Here’s how embodied awareness [translated here as mindfulness *sigh*] is described in the classical teachings:

There is one thing that, when cultivated and regularly practiced, leads to deep spiritual intention, to peace, to mindfulness and clear comprehension, to vision and knowledge, to a happy life here and now, and to the culmination of wisdom and awakening.  And what is that one thing? It is mindfulness centered on the body.
— Anguttara Nikaya I, 21
If the body is not cultivated, the mind cannot be cultivated. If the body is cultivated then the mind can be cultivated.
— Majjhima Nikaya 36

It wasn’t until I started doing yoga in my early twenties that I began to (re)connect to my body (I, like many of us, lost this connection in adolescence).  I learned where I carry stress and tension in my body and where I could find and cultivate ease.  I began to understand that contraction and tension in the mind has an effect on our bodies, and also that our bodies effect our minds. BUT we can’t think our way to relaxation.
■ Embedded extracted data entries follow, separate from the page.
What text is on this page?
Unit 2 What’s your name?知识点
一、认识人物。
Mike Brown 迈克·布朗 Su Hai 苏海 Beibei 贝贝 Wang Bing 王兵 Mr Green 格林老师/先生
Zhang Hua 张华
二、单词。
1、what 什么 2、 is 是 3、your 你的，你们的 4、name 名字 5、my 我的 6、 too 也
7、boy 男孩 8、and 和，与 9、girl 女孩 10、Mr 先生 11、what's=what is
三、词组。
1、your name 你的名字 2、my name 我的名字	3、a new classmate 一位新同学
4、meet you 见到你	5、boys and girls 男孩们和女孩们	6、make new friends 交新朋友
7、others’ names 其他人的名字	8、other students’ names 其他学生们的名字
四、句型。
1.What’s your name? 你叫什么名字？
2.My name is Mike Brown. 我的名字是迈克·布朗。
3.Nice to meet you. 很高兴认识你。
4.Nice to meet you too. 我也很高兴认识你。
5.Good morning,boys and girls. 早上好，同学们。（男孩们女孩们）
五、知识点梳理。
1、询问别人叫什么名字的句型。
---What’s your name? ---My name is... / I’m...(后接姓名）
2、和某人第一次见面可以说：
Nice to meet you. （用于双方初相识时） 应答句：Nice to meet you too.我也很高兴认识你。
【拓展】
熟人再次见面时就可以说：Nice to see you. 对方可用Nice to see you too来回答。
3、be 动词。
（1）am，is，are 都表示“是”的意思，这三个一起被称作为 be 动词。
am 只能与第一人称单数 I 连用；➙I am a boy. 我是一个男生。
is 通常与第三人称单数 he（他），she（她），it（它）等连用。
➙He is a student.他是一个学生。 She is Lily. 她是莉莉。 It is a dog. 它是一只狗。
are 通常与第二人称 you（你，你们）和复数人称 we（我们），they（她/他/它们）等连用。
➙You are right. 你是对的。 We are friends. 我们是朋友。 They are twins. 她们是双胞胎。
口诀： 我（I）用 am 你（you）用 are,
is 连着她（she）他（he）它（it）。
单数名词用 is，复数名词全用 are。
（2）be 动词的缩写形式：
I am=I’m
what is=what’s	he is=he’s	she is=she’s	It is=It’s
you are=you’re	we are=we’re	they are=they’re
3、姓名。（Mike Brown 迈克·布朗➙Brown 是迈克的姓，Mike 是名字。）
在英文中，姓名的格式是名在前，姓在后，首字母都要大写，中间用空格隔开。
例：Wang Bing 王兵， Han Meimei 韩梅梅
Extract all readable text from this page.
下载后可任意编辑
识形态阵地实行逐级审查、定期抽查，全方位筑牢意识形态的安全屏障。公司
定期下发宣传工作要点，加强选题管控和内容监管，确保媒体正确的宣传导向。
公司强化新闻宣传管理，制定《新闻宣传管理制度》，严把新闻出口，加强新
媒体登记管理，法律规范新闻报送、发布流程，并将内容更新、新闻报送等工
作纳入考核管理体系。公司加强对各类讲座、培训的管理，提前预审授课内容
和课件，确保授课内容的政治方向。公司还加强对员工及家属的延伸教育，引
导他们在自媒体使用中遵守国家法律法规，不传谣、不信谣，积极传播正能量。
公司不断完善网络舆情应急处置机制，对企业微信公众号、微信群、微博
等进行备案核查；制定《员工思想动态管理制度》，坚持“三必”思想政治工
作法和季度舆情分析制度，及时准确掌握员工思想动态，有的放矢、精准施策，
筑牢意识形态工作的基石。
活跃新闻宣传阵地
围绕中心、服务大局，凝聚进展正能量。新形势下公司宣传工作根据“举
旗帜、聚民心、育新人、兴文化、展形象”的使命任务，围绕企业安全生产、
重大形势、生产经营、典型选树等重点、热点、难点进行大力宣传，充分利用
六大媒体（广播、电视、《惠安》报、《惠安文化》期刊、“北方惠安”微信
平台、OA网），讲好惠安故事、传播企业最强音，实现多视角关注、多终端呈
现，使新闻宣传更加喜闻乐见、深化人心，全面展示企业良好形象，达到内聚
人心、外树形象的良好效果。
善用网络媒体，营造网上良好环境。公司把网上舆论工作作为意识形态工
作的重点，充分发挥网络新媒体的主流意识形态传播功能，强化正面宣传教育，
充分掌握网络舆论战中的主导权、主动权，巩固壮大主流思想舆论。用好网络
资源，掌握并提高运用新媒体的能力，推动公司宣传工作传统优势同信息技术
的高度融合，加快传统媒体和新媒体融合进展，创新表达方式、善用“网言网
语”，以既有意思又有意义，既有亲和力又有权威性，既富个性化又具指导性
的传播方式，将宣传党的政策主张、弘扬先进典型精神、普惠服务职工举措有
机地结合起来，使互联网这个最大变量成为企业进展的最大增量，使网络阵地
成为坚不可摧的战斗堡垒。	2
We need to retrain our awareness to uncover and encourage ease and pleasure in the body.

For a few years now, my main meditation practice has been lying down. I don’t usually fall asleep when I meditate, so this is a good practice for me (although the Dalai Lama said sleep is the best meditation, so, there’s that). I encourage you to find an easy and easeful way to connect to your body in your practice, to practice re–membering, to practice bodyfulness.